Nothing sucks like being cheated on, then feeling pressured into cordially communicating with your now-ex. But whether you feel like you have to talk to them because you're in the same friend group, or because they randomly slide into your DMs, if your cheating ex wants to talk again, you are in no way obliged to participate. Consider safeguarding your heart, because according to NYC-based relationship expert Susan Winter, cheating exes don't usually reach out for the right reasons.
"Though we'd love to think our ex is reaching out to us because they've had a change of heart or feel guilty about losing someone valuable, chances are good they're simply bored and curious," Winter tells Elite Daily. Although it can be tempting to give them the benefit of the doubt, especially if you were in a long-term, committed relationship with this person, don't be surprised if their intentions are self-serving. "They may be trying to see if you're willing to hook up," warns Winter. If this is the case, then they probably haven't done much self-reflection, and might not be thinking about your well-being enough to understand why trying to have casual sex with someone they cheated on can be problematic.

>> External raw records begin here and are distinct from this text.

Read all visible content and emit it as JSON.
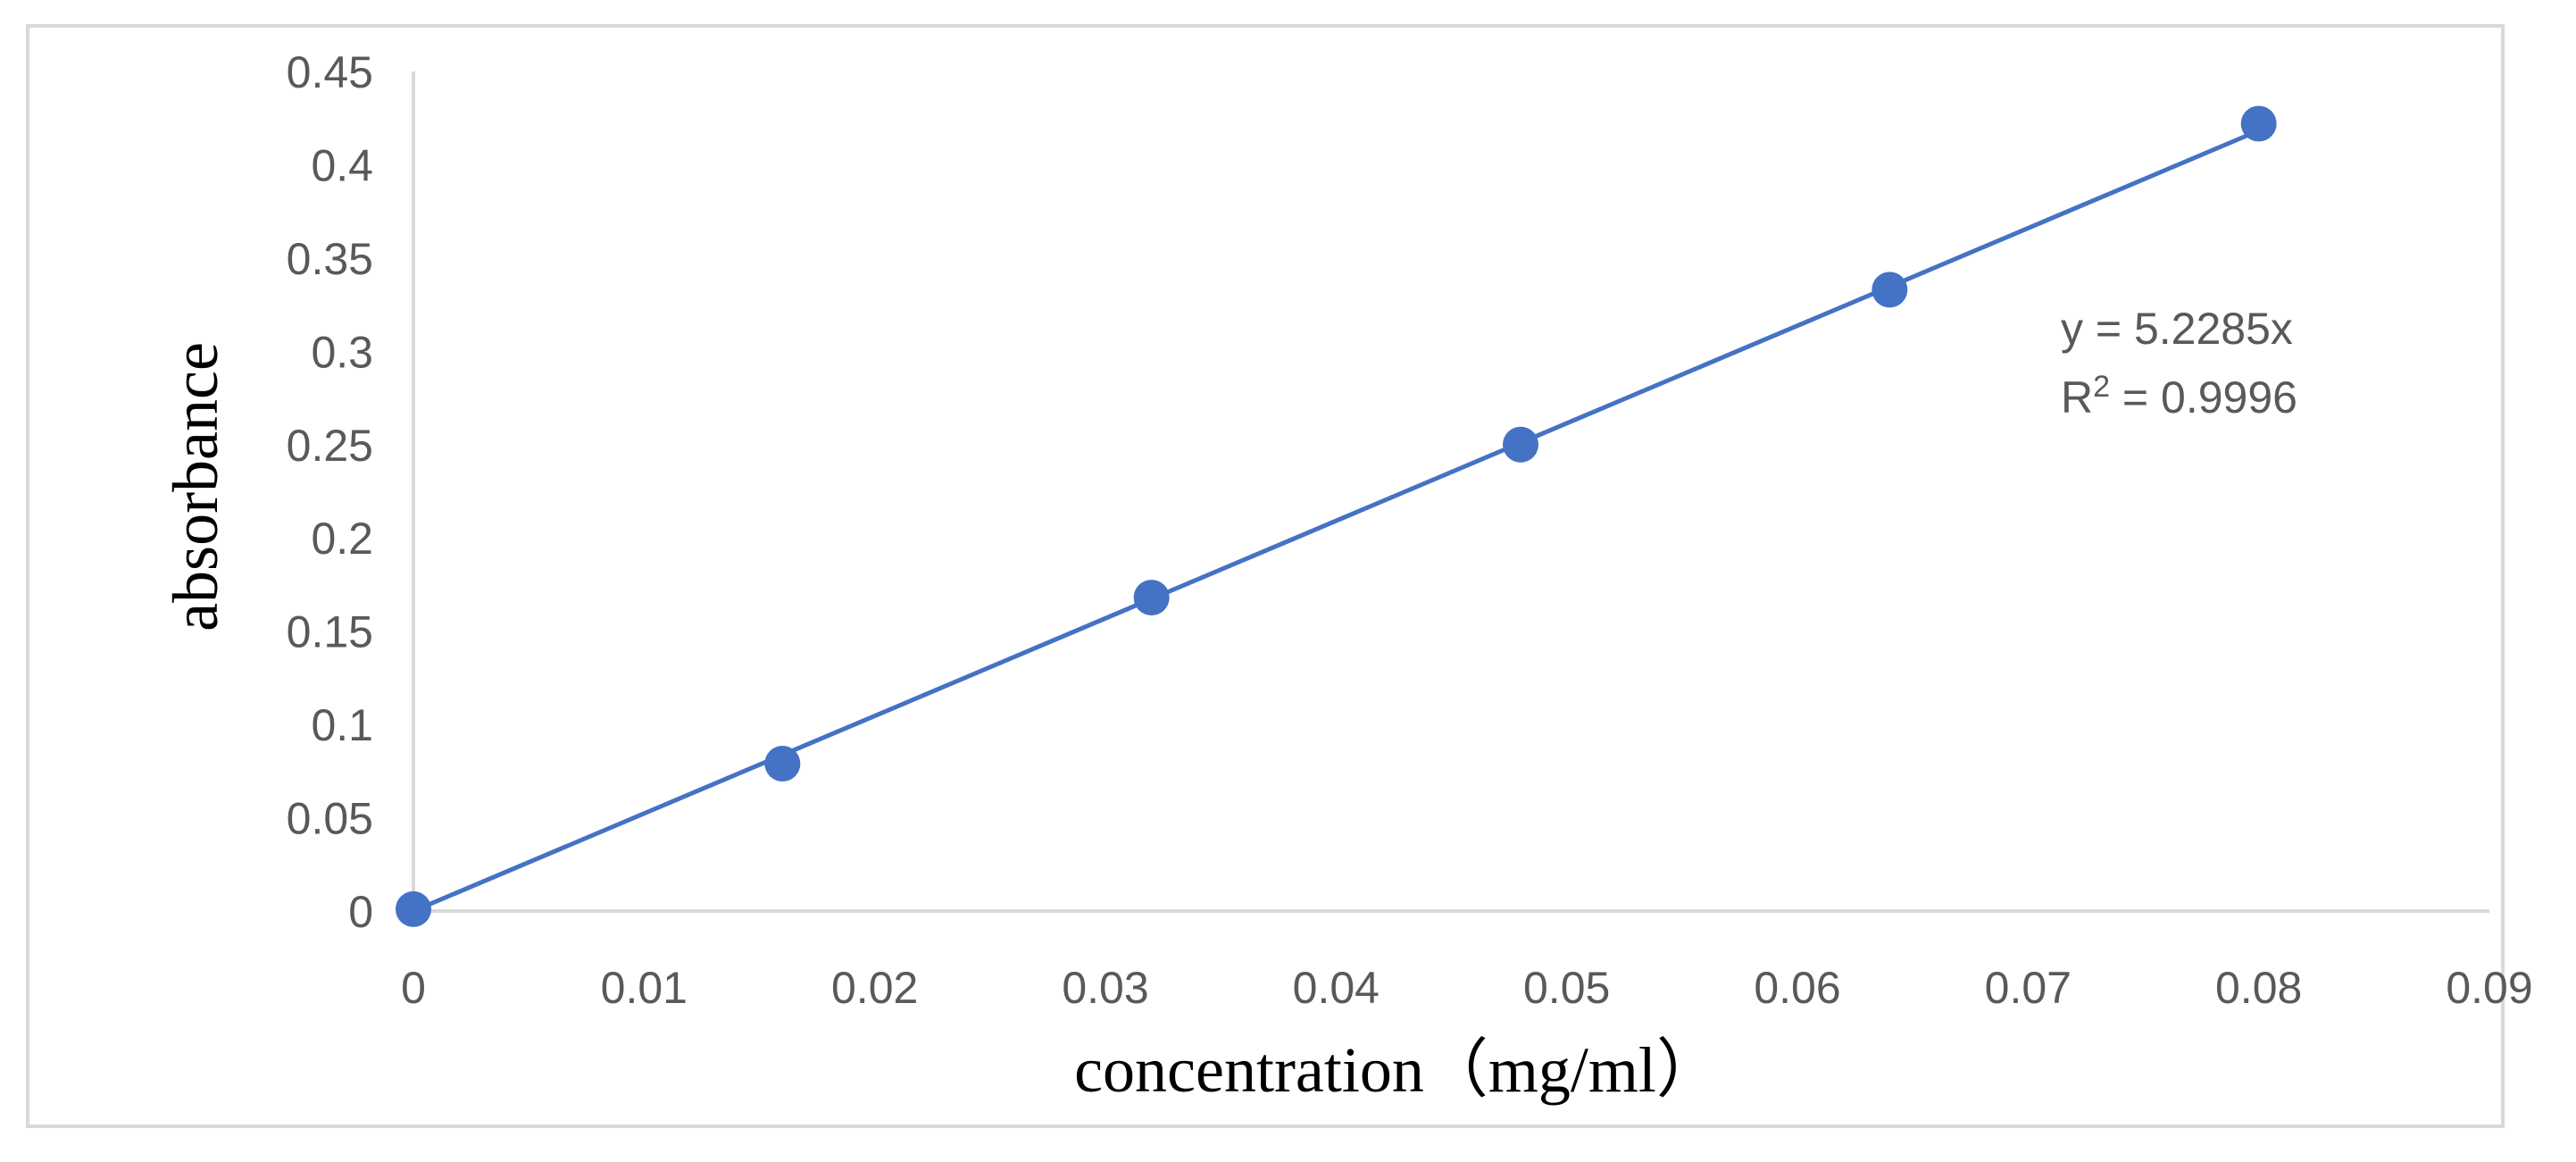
{
  "chart_data": {
    "type": "scatter",
    "title": "",
    "xlabel": "concentration（mg/ml）",
    "ylabel": "absorbance",
    "xlim": [
      0,
      0.09
    ],
    "ylim": [
      0,
      0.45
    ],
    "x_ticks": [
      "0",
      "0.01",
      "0.02",
      "0.03",
      "0.04",
      "0.05",
      "0.06",
      "0.07",
      "0.08",
      "0.09"
    ],
    "y_ticks": [
      "0",
      "0.05",
      "0.1",
      "0.15",
      "0.2",
      "0.25",
      "0.3",
      "0.35",
      "0.4",
      "0.45"
    ],
    "grid": false,
    "legend": "none",
    "series": [
      {
        "name": "absorbance",
        "x": [
          0,
          0.016,
          0.032,
          0.048,
          0.064,
          0.08
        ],
        "y": [
          0.001,
          0.079,
          0.168,
          0.25,
          0.333,
          0.422
        ],
        "color": "#4472c4"
      }
    ],
    "trendline": {
      "slope": 5.2285,
      "intercept": 0,
      "x_range": [
        0,
        0.08
      ],
      "equation": "y = 5.2285x",
      "r2_prefix": "R",
      "r2_sup": "2",
      "r2_value": " = 0.9996",
      "color": "#4472c4"
    },
    "axis_color": "#d9d9d9"
  }
}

Of course, there are exceptions to every rule. "On the 1% chance that they have regrets, reaching out to you would need to come with a sincere apology," says Winter. And even then, they should also be completely transparent about what they're hoping to achieve by re-establishing communication with you. Whether they want to clear their conscience, try to be friends, or see if you want to start dating again, making their intentions clear from the start is paramount. If you get even the slightest feeling that they're looking for a casual hookup, or suggest meeting for drinks "to talk" (which they know could lead to sex), it might be in your best interests to run in the other direction.
If you don't want to risk getting tangled up with an ex who hurt you, the safest way to handle the situation is to be direct. "Clearly state that you don't want to speak as you have nothing you care to say," says Winter. "Entering communication at this point isn't helpful. They've shown you their lack of character, and that's evidence enough to warrant moving on." On the other hand, if you're open to being in contact, proceed with caution. "This person cheated on you and probably broke your heart in the process," explains Winter. "Ask yourself why you would give them any more of your valuable time or energy."
It's up to you to decide whether an ex who cheated deserves a second chance. Relationships are complex, and infidelity can be too. "There are always extenuating circumstances that completely alter cut and dried relationship protocol," notes Winter. "If you sincerely feel your relationship's circumstances were unique and cluttered with unintentional misunderstandings, you may feel compelled to have a serious discussion with your ex." If you decide to give them a chance, do so on your own terms. Since texts can be misinterpreted, it might be better to talk on the phone, video chat, or meet in person. If you decide to meet in person, consider meeting during the day in a public place so it's clear you're not looking to hook up.
"If in your heart of hearts you feel they never meant to hurt you and were confused by your lack of clarity in outlining the terms of your relationship, then the conversation may be helpful," says Winter. However, if at any point during the conversation you feel uncomfortable, or realize your ex isn't someone you want to stay in contact with, you can leave. Don't feel like you have to explain or justify why you don't want to date or be friends after what happened. In situations like this, there's absolutely nothing wrong with putting your needs first and protecting your heart and mental health.